Par acte d’un commissaire de justice déposé à l'étude les 18 et 19 novembre 2025, Monsieur [E] [U] a saisi le Juge des contentieux de la protection du Tribunal Judiciaire de Dijon, afin de:
-Prononcer la résiliation du bail du logement aux torts des locataires à compter de l’acte introductif d’instance;
-Ordonner sans délai l'expulsion de Madame [H] [T] et Monsieur [P] [Q] et celle de tous occupants de leur chef, au besoin avec l’assistance de la force publique;
-Condamner solidairement Madame [H] [T] et Monsieur [P] [Q] au paiement des loyers et charges impayés au mois d’octobre 2025 soit la somme de 3 790,51€;
-Condamner solidairement Madame [H] [T] et Monsieur [P] [Q] à compter de l’assignation au paiement d’une indemnité d’occupation conventionnelle au moins égale au montant du loyer et charges en cours jusqu’à leur départ effectif des lieux ou à défaut de départ avant cette date jusqu’au 16 janvier 2026;
-Condamner Monsieur [P] [Q] à compter du 17 janvier 2026 à défaut de départ volontaire des lieux avant cette date, au paiement d’une indemnité d’occupation conventionnelle au moins égale au montant du loyer et charges en cours jusqu’à son départ effectif des lieux;
-Juger que l’indemnité d’occupation qui sera fixée sera annuellement révisée en fonction de la valeur locative tel que mentionnée dans le cadre du contrat de bail;
-Juger que les intérêts dus sur le montant des loyers et accessoires seront calculés conformément aux dispositions du contrat de bail et pour le surplus des sommes réclamées, courront au taux légal à compter du commandement de payer en date du 23 et 28 juillet 2025;
-A titre subsidiaire, si par impossible la juridiction ne devait pas prononcer la résiliation judiciaire du bail à compter de l’assignation prononcer la résiliation judiciaire du bail à compter de l’acte introductif d’instance aux torts exclusifs des locataires pour défaut de paiement des loyers et charges;
-Ordonner sans délai leur expulsion;
-Les condamner solidairement au paiement des loyers et charges impayés au mois d’octobre 2025 soit la somme de 3 790,51€;
-Condamner solidairement Madame [H] [T] et Monsieur [P] [Q] au paiement des loyers et charges sur la base du quittancement courant à compter de l’audience à échoir jusqu’au prononcé de la résiliation judiciaire;
-Condamner solidairement Madame [H] [T] et Monsieur [P] [Q] au paiement d’une indemnité d’occupation conventionnelle au moins égale au montant du loyer et charges en cours jusqu’au 16 janvier 2026, date de fin de la solidarité à défaut de départ effectif des lieux;
-Condamner Monsieur [P] [Q] à compter du 17 janvier 2026 à défaut de départ volontaire des lieux avant cette date, au paiement d’une indemnité d’occupation conventionnelle au moins égale au montant du loyer et charges en cours jusqu’à son départ effectif des lieux;
-Juger que l’indemnité d’occupation qui sera fixée sera annuellement révisée en fonction de la valeur locative tel que mentionnée dans le cadre du contrat de bail;
-Juger que les intérêts dus sur le montant des loyers et accessoires seront calculés conformément aux dispositions du contrat de bail et pour le surplus des sommes réclamées, courron…
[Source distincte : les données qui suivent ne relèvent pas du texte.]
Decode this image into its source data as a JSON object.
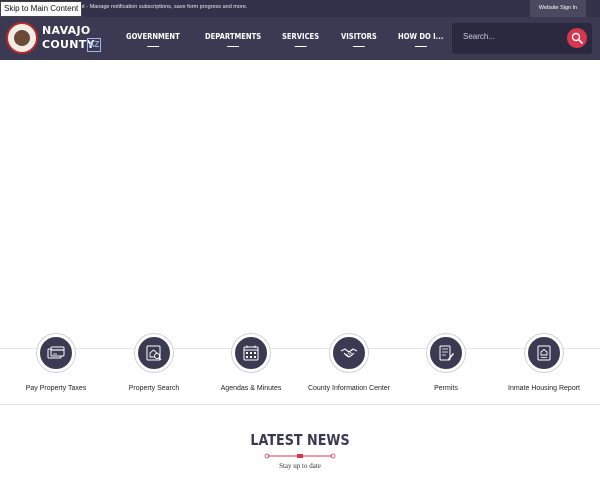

Motivations de la décision
MOTIFS DE LA DÉCISION
Sur la recevabilité
L''assignation a été notifiée au représentant de l'Etat dans le département de la Côte d'Or le 1er décembre 2025, soit six semaines avant l'audience, conformément aux dispositions de l'article 24 de la loi du 6 juillet 1989.
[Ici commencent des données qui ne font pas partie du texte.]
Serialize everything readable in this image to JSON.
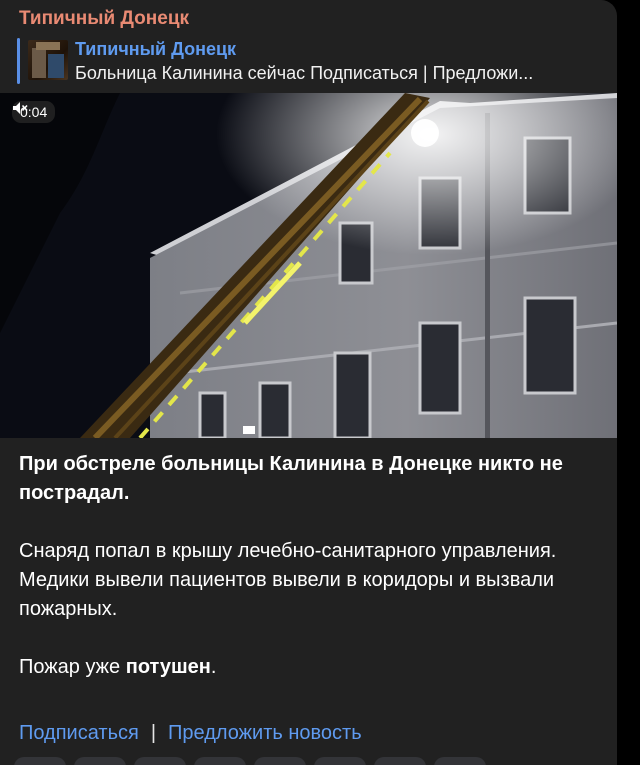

Par ailleurs, le bailleur justifie avoir saisi la commission de coordination des actions de prévention des expulsions deux mois avant la notification de l'assignation, conformément aux dispositions de l'article 24 II de la loi du 6 juillet 1989.
L’assignation sera donc déclarée recevable.
Sur le fond
En l’espèce, il résulte des pièces versées aux débats:
Que les locataires n’ont pas régularisé les termes du commandement de payer visant la clause résolutoire dans le délai de deux mois de sorte que les conditions d’application de la clause résolutoire sont réunies à compter du 24 septembre 2025;
Que par courrier recommandé en date du 13 juin 2025, Madame [R], curatrice de Madame [H] [T] a donné congé du bail pour un départ prévu au 16 juillet 2025.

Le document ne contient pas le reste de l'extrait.